Now, Israel’s health ministry is taking one of the heavyweights to task for what they say is misleading advertising.

Everybody knows Heinz Ketchup from the U.S. to the Middle East and beyond, but is it really enough of a ketchup to be considered, well, a ketchup?

According to a new ruling, that answer is a resounding “no,” and when you take a look at their reasoning it’s easy to understand why.

Heinz Ketchup Should Be Called “Tomato Seasoning”

Heinz, a company that has been strongly opposed to GMO labeling to the tune of $500,000 against California’s bill in 2012, is not exactly fond of natural and wholesome ingredients, at least not in America.

And yet people continually make it their top ketchup choice year after year.

Now the company is catching tons of bad press over the controversy.

“The brand Heinz may be synonymous with ketchup for most of the world, but no longer in Israel,” the newspaper Haaretz was quoted as saying.

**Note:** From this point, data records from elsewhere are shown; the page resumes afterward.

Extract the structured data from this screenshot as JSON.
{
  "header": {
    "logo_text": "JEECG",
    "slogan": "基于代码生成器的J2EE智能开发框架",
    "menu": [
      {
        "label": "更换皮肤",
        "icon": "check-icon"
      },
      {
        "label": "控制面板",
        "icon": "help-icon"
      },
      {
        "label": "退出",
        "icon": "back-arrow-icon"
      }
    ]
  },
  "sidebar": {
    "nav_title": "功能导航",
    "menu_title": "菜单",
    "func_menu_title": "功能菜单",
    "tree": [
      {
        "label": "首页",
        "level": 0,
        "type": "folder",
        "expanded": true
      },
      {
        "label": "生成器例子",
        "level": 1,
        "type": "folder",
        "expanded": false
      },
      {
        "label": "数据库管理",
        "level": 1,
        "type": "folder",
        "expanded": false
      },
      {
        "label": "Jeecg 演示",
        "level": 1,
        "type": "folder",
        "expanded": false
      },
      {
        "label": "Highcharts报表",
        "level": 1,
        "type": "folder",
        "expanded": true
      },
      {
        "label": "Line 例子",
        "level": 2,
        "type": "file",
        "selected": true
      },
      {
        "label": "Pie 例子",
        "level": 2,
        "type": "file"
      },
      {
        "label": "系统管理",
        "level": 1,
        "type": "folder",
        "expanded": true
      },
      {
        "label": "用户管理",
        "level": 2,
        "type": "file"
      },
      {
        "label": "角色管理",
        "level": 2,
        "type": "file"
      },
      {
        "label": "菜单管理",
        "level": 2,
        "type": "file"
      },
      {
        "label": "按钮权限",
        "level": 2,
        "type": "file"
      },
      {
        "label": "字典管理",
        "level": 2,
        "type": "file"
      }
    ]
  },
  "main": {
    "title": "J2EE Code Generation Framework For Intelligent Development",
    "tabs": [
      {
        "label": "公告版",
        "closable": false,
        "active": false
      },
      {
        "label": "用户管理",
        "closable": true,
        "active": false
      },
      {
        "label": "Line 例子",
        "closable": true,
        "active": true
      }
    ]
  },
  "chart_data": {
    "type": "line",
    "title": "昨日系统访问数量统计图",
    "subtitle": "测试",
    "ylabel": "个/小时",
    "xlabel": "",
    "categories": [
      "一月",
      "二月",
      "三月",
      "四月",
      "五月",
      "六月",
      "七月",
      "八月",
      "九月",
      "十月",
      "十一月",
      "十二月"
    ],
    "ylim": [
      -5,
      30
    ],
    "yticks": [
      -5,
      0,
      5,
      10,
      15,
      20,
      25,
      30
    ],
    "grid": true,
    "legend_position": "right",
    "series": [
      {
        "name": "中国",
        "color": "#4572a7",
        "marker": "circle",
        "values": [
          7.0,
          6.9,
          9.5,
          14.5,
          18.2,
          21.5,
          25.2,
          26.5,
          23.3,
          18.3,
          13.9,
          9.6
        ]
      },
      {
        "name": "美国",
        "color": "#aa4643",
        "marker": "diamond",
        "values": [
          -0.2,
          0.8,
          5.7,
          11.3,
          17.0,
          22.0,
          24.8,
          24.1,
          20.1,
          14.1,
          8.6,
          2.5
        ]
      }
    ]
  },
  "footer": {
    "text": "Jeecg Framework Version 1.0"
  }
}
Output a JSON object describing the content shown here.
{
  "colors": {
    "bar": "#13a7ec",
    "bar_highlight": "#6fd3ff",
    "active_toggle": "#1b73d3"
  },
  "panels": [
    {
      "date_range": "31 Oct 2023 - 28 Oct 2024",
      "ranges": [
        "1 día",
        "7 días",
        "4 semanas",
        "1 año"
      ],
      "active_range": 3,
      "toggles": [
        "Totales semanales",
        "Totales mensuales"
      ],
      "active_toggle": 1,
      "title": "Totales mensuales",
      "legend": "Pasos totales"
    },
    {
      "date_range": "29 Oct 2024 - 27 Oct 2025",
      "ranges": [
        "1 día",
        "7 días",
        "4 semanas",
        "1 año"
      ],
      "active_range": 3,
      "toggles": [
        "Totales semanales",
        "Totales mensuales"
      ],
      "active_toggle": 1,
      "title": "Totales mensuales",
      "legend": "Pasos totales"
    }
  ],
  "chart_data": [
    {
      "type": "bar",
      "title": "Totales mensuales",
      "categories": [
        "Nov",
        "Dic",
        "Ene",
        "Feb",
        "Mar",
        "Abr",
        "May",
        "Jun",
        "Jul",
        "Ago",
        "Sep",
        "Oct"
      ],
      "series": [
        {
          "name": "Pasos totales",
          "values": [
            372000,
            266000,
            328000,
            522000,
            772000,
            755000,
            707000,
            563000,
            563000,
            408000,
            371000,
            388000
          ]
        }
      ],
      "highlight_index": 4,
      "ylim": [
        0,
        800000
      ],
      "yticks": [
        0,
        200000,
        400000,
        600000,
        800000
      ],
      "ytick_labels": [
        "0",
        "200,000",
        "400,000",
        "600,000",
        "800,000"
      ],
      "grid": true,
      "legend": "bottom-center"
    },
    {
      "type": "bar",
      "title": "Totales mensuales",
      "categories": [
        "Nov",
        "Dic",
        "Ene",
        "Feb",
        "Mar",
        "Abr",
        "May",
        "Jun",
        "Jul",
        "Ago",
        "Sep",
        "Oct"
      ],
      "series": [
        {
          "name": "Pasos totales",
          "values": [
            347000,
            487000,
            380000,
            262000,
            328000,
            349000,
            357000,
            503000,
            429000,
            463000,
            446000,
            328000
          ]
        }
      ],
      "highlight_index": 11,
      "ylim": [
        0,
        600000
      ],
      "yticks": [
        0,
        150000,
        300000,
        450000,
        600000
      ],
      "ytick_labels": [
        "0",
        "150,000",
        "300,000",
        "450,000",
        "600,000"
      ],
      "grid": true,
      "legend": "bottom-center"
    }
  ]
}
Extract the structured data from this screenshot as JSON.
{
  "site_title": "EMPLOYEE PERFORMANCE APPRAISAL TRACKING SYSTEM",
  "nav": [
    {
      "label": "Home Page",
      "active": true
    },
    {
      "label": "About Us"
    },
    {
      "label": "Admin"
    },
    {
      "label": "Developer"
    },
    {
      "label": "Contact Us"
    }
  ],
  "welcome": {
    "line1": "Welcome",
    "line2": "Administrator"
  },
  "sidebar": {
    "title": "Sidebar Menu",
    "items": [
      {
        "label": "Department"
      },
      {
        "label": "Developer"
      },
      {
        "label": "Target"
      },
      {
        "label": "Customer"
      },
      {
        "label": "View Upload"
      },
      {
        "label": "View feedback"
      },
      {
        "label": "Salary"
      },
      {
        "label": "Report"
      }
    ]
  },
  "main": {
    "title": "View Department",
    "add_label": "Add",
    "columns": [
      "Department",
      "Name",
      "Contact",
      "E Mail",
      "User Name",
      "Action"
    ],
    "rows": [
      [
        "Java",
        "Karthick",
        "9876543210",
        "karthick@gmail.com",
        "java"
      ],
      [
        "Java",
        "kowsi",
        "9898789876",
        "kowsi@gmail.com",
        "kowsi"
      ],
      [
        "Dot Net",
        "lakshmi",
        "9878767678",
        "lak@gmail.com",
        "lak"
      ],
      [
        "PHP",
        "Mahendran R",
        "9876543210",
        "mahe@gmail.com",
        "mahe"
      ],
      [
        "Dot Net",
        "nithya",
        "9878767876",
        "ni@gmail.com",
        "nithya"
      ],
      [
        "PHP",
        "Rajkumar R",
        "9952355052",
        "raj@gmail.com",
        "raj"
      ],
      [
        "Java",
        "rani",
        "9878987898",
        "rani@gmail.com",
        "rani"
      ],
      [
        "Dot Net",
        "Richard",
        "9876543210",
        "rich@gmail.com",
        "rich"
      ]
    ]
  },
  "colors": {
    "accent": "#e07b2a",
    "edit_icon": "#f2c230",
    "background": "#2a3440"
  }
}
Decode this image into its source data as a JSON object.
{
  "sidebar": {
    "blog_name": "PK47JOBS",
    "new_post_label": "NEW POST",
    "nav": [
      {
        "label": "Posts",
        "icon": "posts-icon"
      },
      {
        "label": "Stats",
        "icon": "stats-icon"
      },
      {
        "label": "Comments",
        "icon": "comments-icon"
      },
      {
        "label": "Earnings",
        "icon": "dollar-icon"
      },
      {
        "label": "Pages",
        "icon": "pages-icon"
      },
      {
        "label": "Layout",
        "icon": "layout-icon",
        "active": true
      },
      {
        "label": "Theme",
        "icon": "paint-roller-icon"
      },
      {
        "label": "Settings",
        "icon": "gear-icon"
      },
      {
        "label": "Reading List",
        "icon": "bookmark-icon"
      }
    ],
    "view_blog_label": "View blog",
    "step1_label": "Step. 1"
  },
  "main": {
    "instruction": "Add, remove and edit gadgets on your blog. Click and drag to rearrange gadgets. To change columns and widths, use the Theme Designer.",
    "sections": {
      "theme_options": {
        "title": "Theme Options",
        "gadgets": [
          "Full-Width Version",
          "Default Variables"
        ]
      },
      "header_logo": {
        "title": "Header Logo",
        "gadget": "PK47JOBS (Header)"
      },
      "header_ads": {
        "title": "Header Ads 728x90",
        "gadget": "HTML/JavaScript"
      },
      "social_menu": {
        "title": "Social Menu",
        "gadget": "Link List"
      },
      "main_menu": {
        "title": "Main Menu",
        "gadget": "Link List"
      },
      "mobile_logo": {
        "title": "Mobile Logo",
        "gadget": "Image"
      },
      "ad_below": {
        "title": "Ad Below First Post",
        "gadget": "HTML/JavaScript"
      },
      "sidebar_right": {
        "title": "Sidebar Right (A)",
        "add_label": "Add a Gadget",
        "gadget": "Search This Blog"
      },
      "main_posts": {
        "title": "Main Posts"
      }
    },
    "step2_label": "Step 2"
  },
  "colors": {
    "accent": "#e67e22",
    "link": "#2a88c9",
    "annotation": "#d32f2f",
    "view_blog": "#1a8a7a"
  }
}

According to the article the local manufacturer Osem has successfully argued that its competition’s product does not meet the standards of being an actual ketchup, by the definitions put forth by Israel’s standards institute.

21% Tomato Concentrate

Heinz ketchup is only 21% tomato concentrate in Israel according to test information presented by Osem, but it must be at least 41% tomato concentrate to qualify as an actual ketchup. Heinz had reportedly claimed to be 61%.

Diplomat, the company that distributes Heinz in Israel, has said that top local brand Osem has a monopoly on the market and was seeking to protect it by attempting to prove that Heinz is not ketchup.

The company is also seeking to lower the standard for amount of tomato solids needed for a product to be called a ketchup (yet another sign of how Big Food companies bend the rules away from using actual real, healthy ingredients).

Standards in America and Europe are higher for ketchup when it comes to amount of tomato solids.

In the meantime, the Hebrew edition of Heinz Ketchup will now be slapped with a “tomato seasoning” label instead.

It may sound funny to say anything other than “Heinz ketchup,” but apparently that’s what happens when a company tries to bend the rules the way this one did.